Study design – We retrospectively reviewed the positive fungal cultures of clinically significant specimens recovered in the Clinical Microbiology Laboratory at Northwestern Memorial Hospital, a 900-teaching hospital in Chicago, between January 1, 2013, and December 31, 2017. Specimen types include abscess, body fluids, bronchoalveolar lavage, endotracheal aspirate, sputum, skin, tissues, and wound. Information collected includes the fungal smear result, culture starting date, growth detection date, and species identification. Time to culture positivity was counted in days from when the culture was started to the time when fungal growth was first detected.
Fungal stain and culture – Microscopic analysis of the fungal smear was performed on all specimens with a wet mount in 20% KOH and with Calcofluor-white staining. The smear of sterile body fluids was prepared with cytospin centrifugation. Clinical specimens were cultured on inhibitory mold agar plates and brain and heart infusion agar plates. Plates were incubated at 30 °C in ambient air for 4 weeks. All plates were examined 3 times a week during the 2 weeks of incubation and then once a week thereafter. The time to detection of fungal growth was counted in days from when the culture was started to the time when fungal growth was first detected.

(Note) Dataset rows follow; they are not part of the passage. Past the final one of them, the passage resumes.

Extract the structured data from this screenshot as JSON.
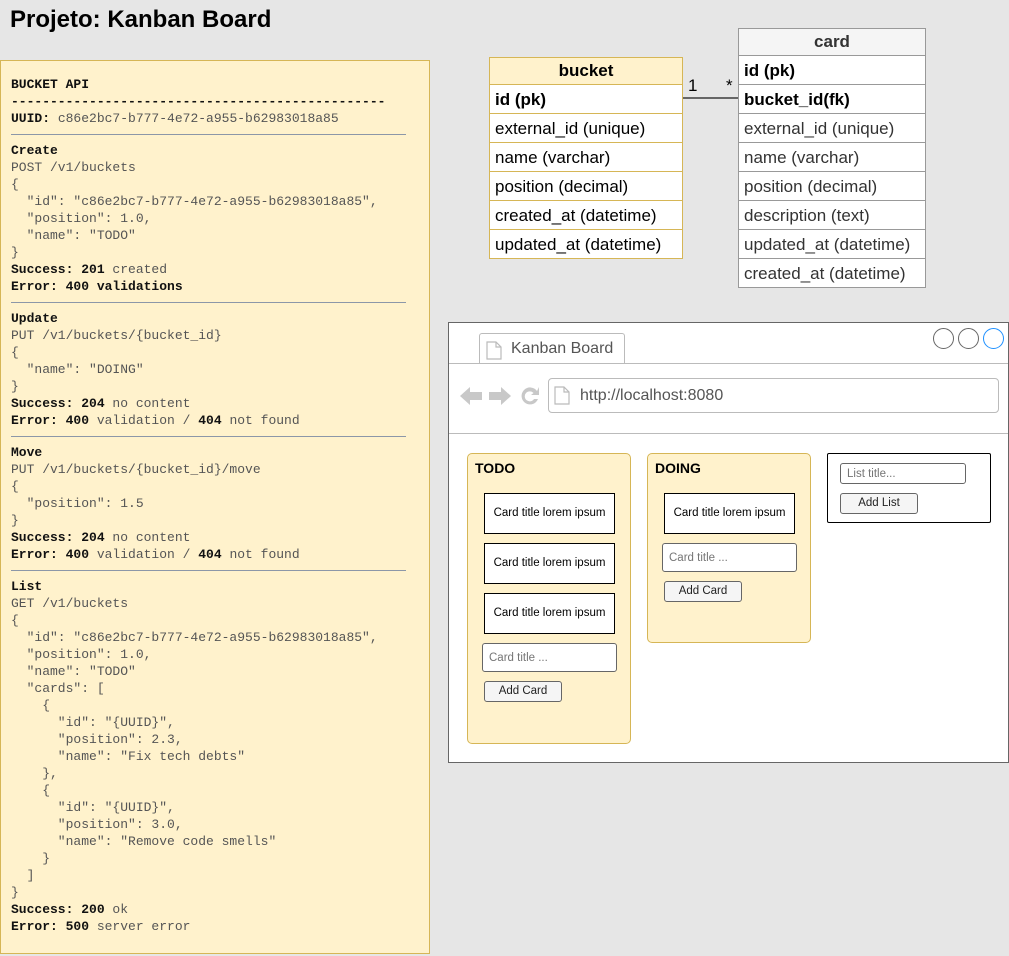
{
  "page": {
    "title": "Projeto: Kanban Board"
  },
  "doc": {
    "heading": "BUCKET API",
    "dashes": "------------------------------------------------",
    "uuid_label": "UUID:",
    "uuid_value": " c86e2bc7-b777-4e72-a955-b62983018a85",
    "sections": [
      {
        "title": "Create",
        "request": "POST /v1/buckets",
        "body": [
          "{",
          "  \"id\": \"c86e2bc7-b777-4e72-a955-b62983018a85\",",
          "  \"position\": 1.0,",
          "  \"name\": \"TODO\"",
          "}"
        ],
        "success_label": "Success: 201",
        "success_text": " created",
        "error_label": "Error: 400 validations",
        "error_text": "",
        "error_code2": "",
        "error_text2": ""
      },
      {
        "title": "Update",
        "request": "PUT /v1/buckets/{bucket_id}",
        "body": [
          "{",
          "  \"name\": \"DOING\"",
          "}"
        ],
        "success_label": "Success: 204",
        "success_text": " no content",
        "error_label": "Error: 400",
        "error_text": " validation / ",
        "error_code2": "404",
        "error_text2": " not found"
      },
      {
        "title": "Move",
        "request": "PUT /v1/buckets/{bucket_id}/move",
        "body": [
          "{",
          "  \"position\": 1.5",
          "}"
        ],
        "success_label": "Success: 204",
        "success_text": " no content",
        "error_label": "Error: 400",
        "error_text": " validation / ",
        "error_code2": "404",
        "error_text2": " not found"
      },
      {
        "title": "List",
        "request": "GET /v1/buckets",
        "body": [
          "{",
          "  \"id\": \"c86e2bc7-b777-4e72-a955-b62983018a85\",",
          "  \"position\": 1.0,",
          "  \"name\": \"TODO\"",
          "  \"cards\": [",
          "    {",
          "      \"id\": \"{UUID}\",",
          "      \"position\": 2.3,",
          "      \"name\": \"Fix tech debts\"",
          "    },",
          "    {",
          "      \"id\": \"{UUID}\",",
          "      \"position\": 3.0,",
          "      \"name\": \"Remove code smells\"",
          "    }",
          "  ]",
          "}"
        ],
        "success_label": "Success: 200",
        "success_text": " ok",
        "error_label": "Error: 500",
        "error_text": " server error",
        "error_code2": "",
        "error_text2": ""
      }
    ]
  },
  "er": {
    "bucket": {
      "name": "bucket",
      "fields": [
        "id (pk)",
        "external_id (unique)",
        "name (varchar)",
        "position (decimal)",
        "created_at (datetime)",
        "updated_at (datetime)"
      ]
    },
    "card": {
      "name": "card",
      "fields": [
        "id (pk)",
        "bucket_id(fk)",
        "external_id (unique)",
        "name (varchar)",
        "position (decimal)",
        "description (text)",
        "updated_at (datetime)",
        "created_at (datetime)"
      ]
    },
    "relation": {
      "one": "1",
      "many": "*"
    }
  },
  "browser": {
    "tab_title": "Kanban Board",
    "url": "http://localhost:8080",
    "colors": {
      "accent": "#1e90ff",
      "list_bg": "#fff2cc",
      "list_border": "#d6b656"
    },
    "lists": [
      {
        "title": "TODO",
        "cards": [
          "Card title lorem ipsum",
          "Card title lorem ipsum",
          "Card title lorem ipsum"
        ],
        "input_placeholder": "Card title ...",
        "button": "Add Card"
      },
      {
        "title": "DOING",
        "cards": [
          "Card title lorem ipsum"
        ],
        "input_placeholder": "Card title ...",
        "button": "Add Card"
      }
    ],
    "new_list": {
      "input_placeholder": "List title...",
      "button": "Add List"
    }
  }
}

ITS PCR – During the study period, infectious disease physicians had access to broad-range ITS PCR for culture-negative patients with high clinical suspicion of fungal infections. The test was offered as an add-on test performed using the residual sample after the specimen was cultured. Only specimens from sources free from colonization by fungal organisms were tested. When ITS PCR became positive, identification was determined with sequencing.
DNA extraction for ITS PCR was performed in the clinical microbiology laboratory at Northwestern Memorial Hospital using established protocols. Briefly, 200 μL of fluid or 0.03 grams of solid were used for nucleic acid extraction. DNA was extracted with the QIAamp DNA Mini Kit (Qiagen Sciences, LLC, Louisville, KY). PCR amplification of the ITS region was performed with primers ITS1 5’- TCCGTA GGTGAACCTGCG G- 3’ and ITS4 5’- TCCTCCGCTTATGATATG C - 3’ as described preciously (15). Each PCR reaction (50 µL) consisted of 10x Buffer, Taq polymerase (Invitrogen Platinum taq DNA polymerase high fidelity), 50mM MgSO¬4, dNTP, DNase/RNase-free H20, and 4 µL DNA template. To ensure the quality of the nucleic acid extraction and PCR process, 3 sets of controls were included with each PCR run. An internal extraction/inhibition control using primers to the Beta globin gene was included to account for false-negative results. Sterile water and Candida albicans ATCC® 10231 were used as negative and positive DNA controls, respectively. Patient samples and controls were run on a C1000 Touch Thermal Cycler (Bio-Rad Laboratories, Hercules, CA) with the following conditions: denaturation 95 °C for 5 min, 34 cycles of denaturation for 30 s, annealing at 56 °C for 30 s, and extension at 68 °C for 1 min. Following amplification, gel electrophoresis was performed to determine whether fungal nucleic acid was present in the specimen and whether the controls performed as expected. The PCR product was purified using the Qiagen QIAquick PCR Purification Kit (Qiagen, Valencia, CA) prior to sequencing. Sequencing was performed on the ABI 3500 Sequencer (Thermal Fisher Scientific, Waltham, MA) on the eluted DNA. Identification was obtained by BALST search against the National Center for Biotechnology Information’s GenBank (https://blast.ncbi.nlm.nih.gov/Blast.cgi). An identification score of >99% was used to determine the identification. To be consistent with the report of culture results, species identification was reported for yeast isolates and dimorphic fungi; genus identification was reported for other fungal species unless species identification was requested by clinicians. The limit of detection of the ITS PCR assay at NMH is approximately 1000 CFU/mL.
Medical record review – Electronic medical records were reviewed to determine the clinical significance of the organisms recovered by culture after 14 days of incubation and the organisms detected by ITS PCR. A result was determined to be clinically significant when the treating physician’s diagnosis based on the test result was recorded in the patient chart and the patient was treated for the identified organism.